Autre lieu au charme bucolique certain à entrer dans la selecta des bons spots : le square Camille Blaisot, derrière l’église Saint-Sauveur. Les Villageois ont eu le nez creux en squattant ce lieu, et plus encore la main heureuse en transformant le square en une sorte de guinguette 2.0. Avec la nuit tombée, le contraste est saisissant entre un “visuel” très Caen libérée ( 80 ème oblige) et la pesante gravité d’une techno sans concession propre à déloger le plus téméraire des pigeons. Ça bastonne grave et le public en redemande.
C’est d’ailleurs un peu ce qui ressort de cette édition 2024, une sorte de “balkanisation” de la musique qui se cramponne dans des fiefs, des prés carrés jalousement protégés par des débauches de décibel et mine de rien assez peu rassembleurs : les teufeurs avec les teufeurs, les vieux avec les vieux ( nostalgique et déconcertante reconstitution d’un bal “pop” et swinguant place Saint-Sauveur avec sa cohorte de tempes grisonnantes tentant de revivre l’improbable retour d’une France figée), les ados ( avec ou sans boutons) avec les ados, transformant ainsi le parvis du Théâtre municipal en une immense boum de fin de troisième à ciel ouvert qui déverse sans vergogne son lot de “tubes” convenus et hurlés par une jeunesse heureusement assez métissée.

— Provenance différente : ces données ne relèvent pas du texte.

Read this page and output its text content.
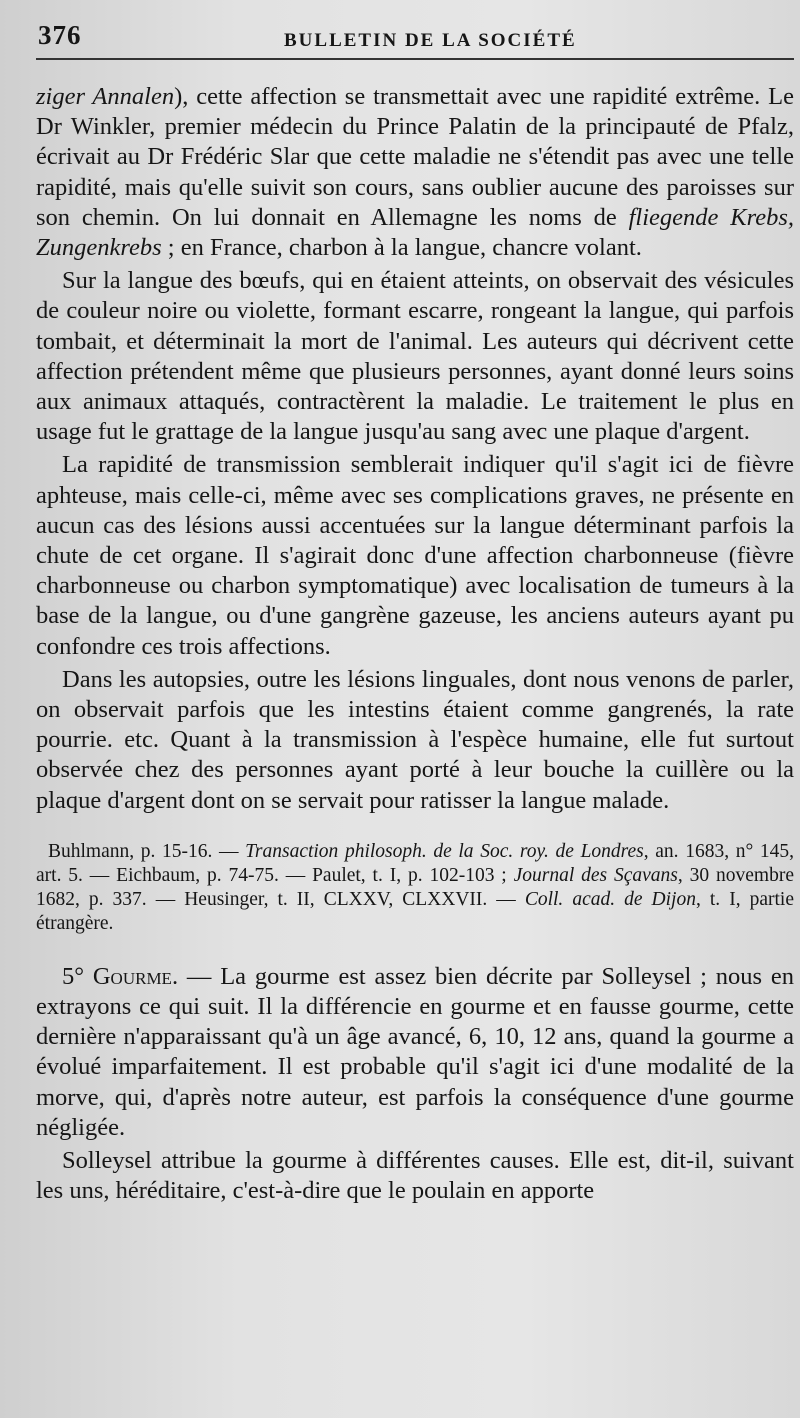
376	BULLETIN DE LA SOCIÉTÉ

ziger Annalen), cette affection se transmettait avec une rapidité extrême. Le Dr Winkler, premier médecin du Prince Palatin de la principauté de Pfalz, écrivait au Dr Frédéric Slar que cette maladie ne s'étendit pas avec une telle rapidité, mais qu'elle suivit son cours, sans oublier aucune des paroisses sur son chemin. On lui donnait en Allemagne les noms de fliegende Krebs, Zungenkrebs ; en France, charbon à la langue, chancre volant.

Sur la langue des bœufs, qui en étaient atteints, on observait des vésicules de couleur noire ou violette, formant escarre, rongeant la langue, qui parfois tombait, et déterminait la mort de l'animal. Les auteurs qui décrivent cette affection prétendent même que plusieurs personnes, ayant donné leurs soins aux animaux attaqués, contractèrent la maladie. Le traitement le plus en usage fut le grattage de la langue jusqu'au sang avec une plaque d'argent.

La rapidité de transmission semblerait indiquer qu'il s'agit ici de fièvre aphteuse, mais celle-ci, même avec ses complications graves, ne présente en aucun cas des lésions aussi accentuées sur la langue déterminant parfois la chute de cet organe. Il s'agirait donc d'une affection charbonneuse (fièvre charbonneuse ou charbon symptomatique) avec localisation de tumeurs à la base de la langue, ou d'une gangrène gazeuse, les anciens auteurs ayant pu confondre ces trois affections.

Dans les autopsies, outre les lésions linguales, dont nous venons de parler, on observait parfois que les intestins étaient comme gangrenés, la rate pourrie. etc. Quant à la transmission à l'espèce humaine, elle fut surtout observée chez des personnes ayant porté à leur bouche la cuillère ou la plaque d'argent dont on se servait pour ratisser la langue malade.

Buhlmann, p. 15-16. — Transaction philosoph. de la Soc. roy. de Londres, an. 1683, n° 145, art. 5. — Eichbaum, p. 74-75. — Paulet, t. I, p. 102-103 ; Journal des Sçavans, 30 novembre 1682, p. 337. — Heusinger, t. II, CLXXV, CLXXVII. — Coll. acad. de Dijon, t. I, partie étrangère.

5° Gourme. — La gourme est assez bien décrite par Solleysel ; nous en extrayons ce qui suit. Il la différencie en gourme et en fausse gourme, cette dernière n'apparaissant qu'à un âge avancé, 6, 10, 12 ans, quand la gourme a évolué imparfaitement. Il est probable qu'il s'agit ici d'une modalité de la morve, qui, d'après notre auteur, est parfois la conséquence d'une gourme négligée.

Solleysel attribue la gourme à différentes causes. Elle est, dit-il, suivant les uns, héréditaire, c'est-à-dire que le poulain en apporte
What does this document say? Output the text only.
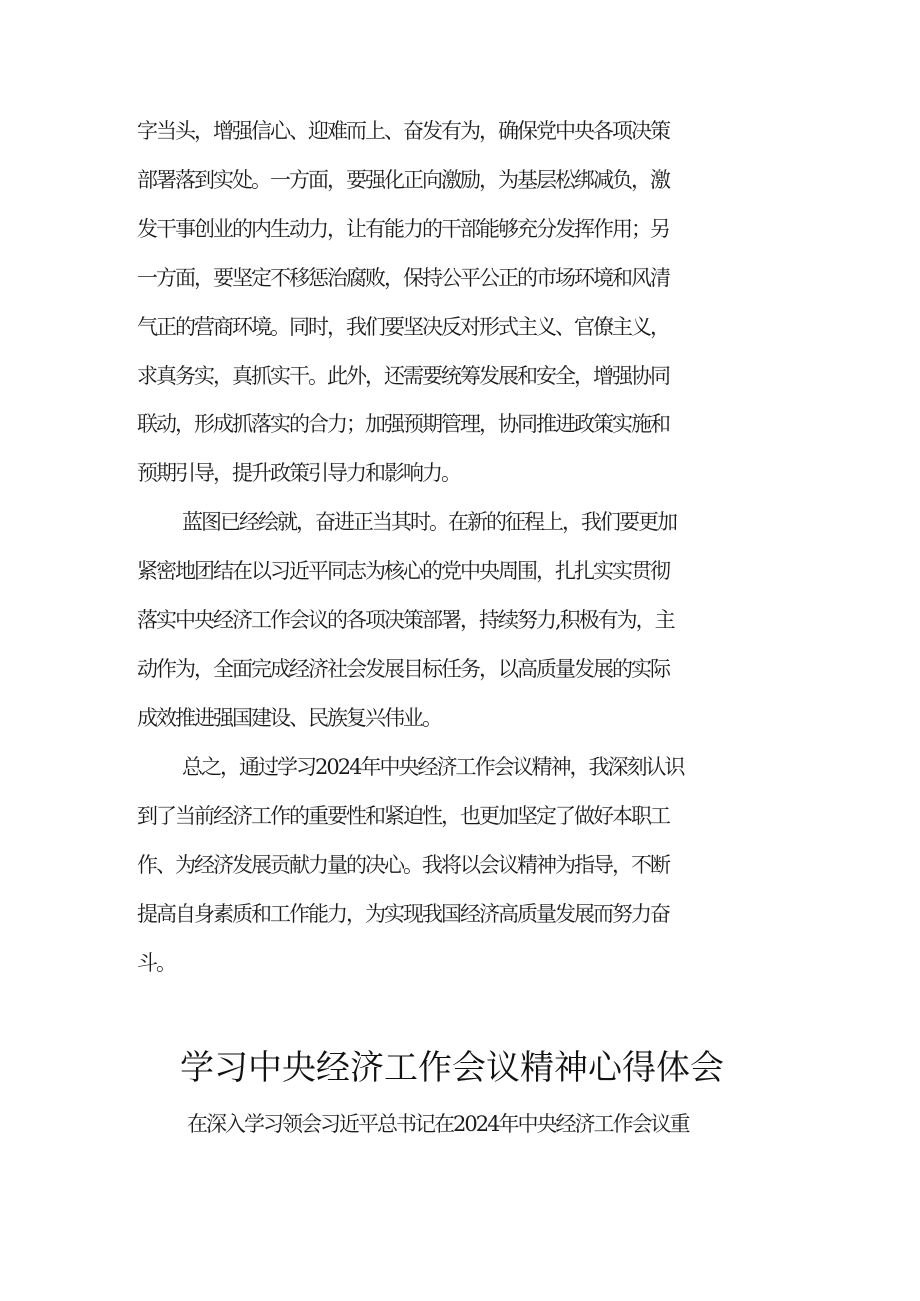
字当头，增强信心、迎难而上、奋发有为，确保党中央各项决策
部署落到实处。一方面，要强化正向激励，为基层松绑减负，激
发干事创业的内生动力，让有能力的干部能够充分发挥作用；另
一方面，要坚定不移惩治腐败，保持公平公正的市场环境和风清
气正的营商环境。同时，我们要坚决反对形式主义、官僚主义，
求真务实，真抓实干。此外，还需要统筹发展和安全，增强协同
联动，形成抓落实的合力；加强预期管理，协同推进政策实施和
预期引导，提升政策引导力和影响力。
蓝图已经绘就，奋进正当其时。在新的征程上，我们要更加
紧密地团结在以习近平同志为核心的党中央周围，扎扎实实贯彻
落实中央经济工作会议的各项决策部署，持续努力,积极有为，主
动作为，全面完成经济社会发展目标任务，以高质量发展的实际
成效推进强国建设、民族复兴伟业。
总之，通过学习2024年中央经济工作会议精神，我深刻认识
到了当前经济工作的重要性和紧迫性，也更加坚定了做好本职工
作、为经济发展贡献力量的决心。我将以会议精神为指导，不断
提高自身素质和工作能力，为实现我国经济高质量发展而努力奋
斗。
学习中央经济工作会议精神心得体会
在深入学习领会习近平总书记在2024年中央经济工作会议重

Du côté de la place Courtonne et du port c’est comme toujours, depuis des années, la cacophonie la plus totale. Certes l’espace invite à ce genre de délire, mais à force d’y concentrer les watts, les lumières, elle va dévoiler, tout au long de la nuit, ses aspects les plus grossiers et les plus formatés, et c’est tout juste si je parviens à entendre un peu les (belles) voix qui se posent sur la bande-son distillée par Label Seven. En fait, rien n’émerge si ce n’est le bruit et la fureur, signe des temps ?
Dans les douves du château, la scène free-party la plus radicale a trouvé son refuge, et là aussi son public. Les plus accros restent et profitent d’une playlist plus subtile qu’il n’y paraît si on se donne la peine de l’écouter et non de l’entendre, et les quelques rares familles égarées s’enfuient, de peur, qui sait, de donner de mauvaise habitudes à leurs rejetons.
Du côté du Kokomo, Laohu n’est pas peu fier ( et il a raison) d’être le seul à mixer une italo-disco trémoussante à souhait et rafraîchissante. L’installation est modeste mais, fidèle au cahier des charges originel de la fête de la musique, elle fait le job sans rougir et sans sombrer dans le gigantisme des décibels.
Depuis de nombreuses années “ma” fête de la musique se conclut toujours devant la pharmacie Danjou, à la croisée de la rue “Ec” et de la rue Arcisse de Caumont. Une fois encore, la team Mad Brains y dévoile sa plus efficace des cartes de visite, et mine de rien, initie un public hétéroclite aux plaisirs d’une House de qualité. Nouveau venu dans la bande, Angseth se frotte à l’exercice. Derrière un Vince Vega en pleine forme, il occupe la place avec maestria dans un genre ( la House) un peu inédit pour lui. En dire plus me vaudrait certainement des accusations de favoritisme ( assumées) mais si j’ajoute qu’Ethereal Structure et enfin Fred H viennent conclure, sans aucune faute, cette nouvelle formule d’un club à ciel ouvert je ne risque pas d’être démenti par le public nombreux et ravi.
Que retenir une nouvelle fois de cette fête de la musique caennaise ? Amateurs de chorale, de fifres et de musiques non-amplifiées, passez définitivement votre tour, l’heure n’est plus au Temps des cerises, et les sondages nous le rappellent avec frayeur. Pour le reste, il conviendrait tout de même de ne pas continuer trop longtemps dans cette course à l’armement “bruitiste”, au risque de ne plus rien entendre du tout, au risque surtout, de passer à côté de pépites réelles qui, le temps d’une belle nuit, se donnent à nous gratuitement.